What the law says about attendance in school
All children must be in education from the school term after their fifth birthday. This is usually at a school, though parents can also decide to educate their children at home.
Compulsory education ends on the last Friday in June of Year 11, children are then expected to be in further education or training unless they're in employment.
GOV.UK gives guidance for parents on their responsibilities for getting their children to attend school, on sources of support if this is a problem and on the legal powers available to schools and local authorities in this area.
How we deal with poor attendance
If your child misses school without a good reason, the school will want to discuss this with you.
If you don't respond positively or your child’s attendance remains a problem, you can expect to be contacted by an Education Welfare Officer (EWO) or, for most secondary schools, a Targeted Youth Worker, who will advise you of your legal duties, and work with you to resolve problems.
Barnet’s Education Welfare Team works directly with four secondary schools: Copthall, Mill Hill County High, JCoSS and St James’ RC High.
If your child’s attendance is below 90% - unless due to serious medical issues – you should expect to be challenged about it.
Attendance absence fines
Parents who don't comply, face legal sanctions including prosecution or fixed-penalty notices.
Taking holidays in school time is not acceptable.
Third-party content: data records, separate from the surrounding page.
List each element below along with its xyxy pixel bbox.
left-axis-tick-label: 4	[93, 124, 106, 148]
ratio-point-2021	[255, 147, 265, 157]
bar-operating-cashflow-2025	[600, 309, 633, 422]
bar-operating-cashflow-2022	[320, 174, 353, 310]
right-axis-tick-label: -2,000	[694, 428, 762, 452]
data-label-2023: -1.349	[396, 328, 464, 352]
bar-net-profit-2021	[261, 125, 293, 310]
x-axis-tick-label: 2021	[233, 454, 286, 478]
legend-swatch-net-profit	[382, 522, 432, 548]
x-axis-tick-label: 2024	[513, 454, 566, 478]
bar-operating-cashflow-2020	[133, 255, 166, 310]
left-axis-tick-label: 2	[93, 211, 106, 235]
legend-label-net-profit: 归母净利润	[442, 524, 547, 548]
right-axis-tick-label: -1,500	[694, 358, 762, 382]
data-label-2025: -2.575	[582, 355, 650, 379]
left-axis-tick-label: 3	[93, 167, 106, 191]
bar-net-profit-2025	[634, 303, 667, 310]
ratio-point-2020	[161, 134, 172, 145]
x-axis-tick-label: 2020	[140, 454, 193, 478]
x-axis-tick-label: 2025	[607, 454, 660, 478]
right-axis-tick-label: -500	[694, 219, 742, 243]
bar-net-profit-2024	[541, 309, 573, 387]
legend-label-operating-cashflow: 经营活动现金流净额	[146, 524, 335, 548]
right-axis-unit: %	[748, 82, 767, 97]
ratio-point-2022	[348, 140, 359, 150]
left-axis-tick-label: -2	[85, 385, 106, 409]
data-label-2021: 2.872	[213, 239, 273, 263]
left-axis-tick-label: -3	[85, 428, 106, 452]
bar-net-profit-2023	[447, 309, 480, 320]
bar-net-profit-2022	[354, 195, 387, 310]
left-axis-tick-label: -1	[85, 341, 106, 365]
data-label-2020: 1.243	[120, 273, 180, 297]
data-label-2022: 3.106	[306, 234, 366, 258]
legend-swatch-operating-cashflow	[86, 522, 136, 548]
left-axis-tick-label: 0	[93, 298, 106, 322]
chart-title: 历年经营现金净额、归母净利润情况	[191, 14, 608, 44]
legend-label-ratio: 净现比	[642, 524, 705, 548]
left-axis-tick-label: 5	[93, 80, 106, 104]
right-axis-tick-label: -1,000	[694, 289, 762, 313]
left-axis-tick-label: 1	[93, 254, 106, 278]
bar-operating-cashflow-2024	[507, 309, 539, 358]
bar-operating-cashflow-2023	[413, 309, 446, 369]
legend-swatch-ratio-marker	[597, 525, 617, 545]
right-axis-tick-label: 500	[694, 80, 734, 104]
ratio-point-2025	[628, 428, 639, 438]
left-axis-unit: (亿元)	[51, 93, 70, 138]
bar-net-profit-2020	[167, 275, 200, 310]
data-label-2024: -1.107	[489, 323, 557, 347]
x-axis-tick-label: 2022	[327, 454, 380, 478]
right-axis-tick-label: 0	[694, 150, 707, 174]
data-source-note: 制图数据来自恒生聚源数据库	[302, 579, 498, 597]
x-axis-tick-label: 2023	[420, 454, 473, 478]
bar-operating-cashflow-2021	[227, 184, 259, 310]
Parents may ask for leave of absence for exceptional circumstances only and should expect a fixed-penalty notice for each child if they do not have their head teacher’s permission.
Children are sometimes too ill to attend school and their absences are authorised. If your child is often off sick, the school will require medical evidence. If you have any health concerns about your child you should talk to their school. If you do not provide an adequate explanation, your child’s absences could remain unauthorised and subject to EWO action.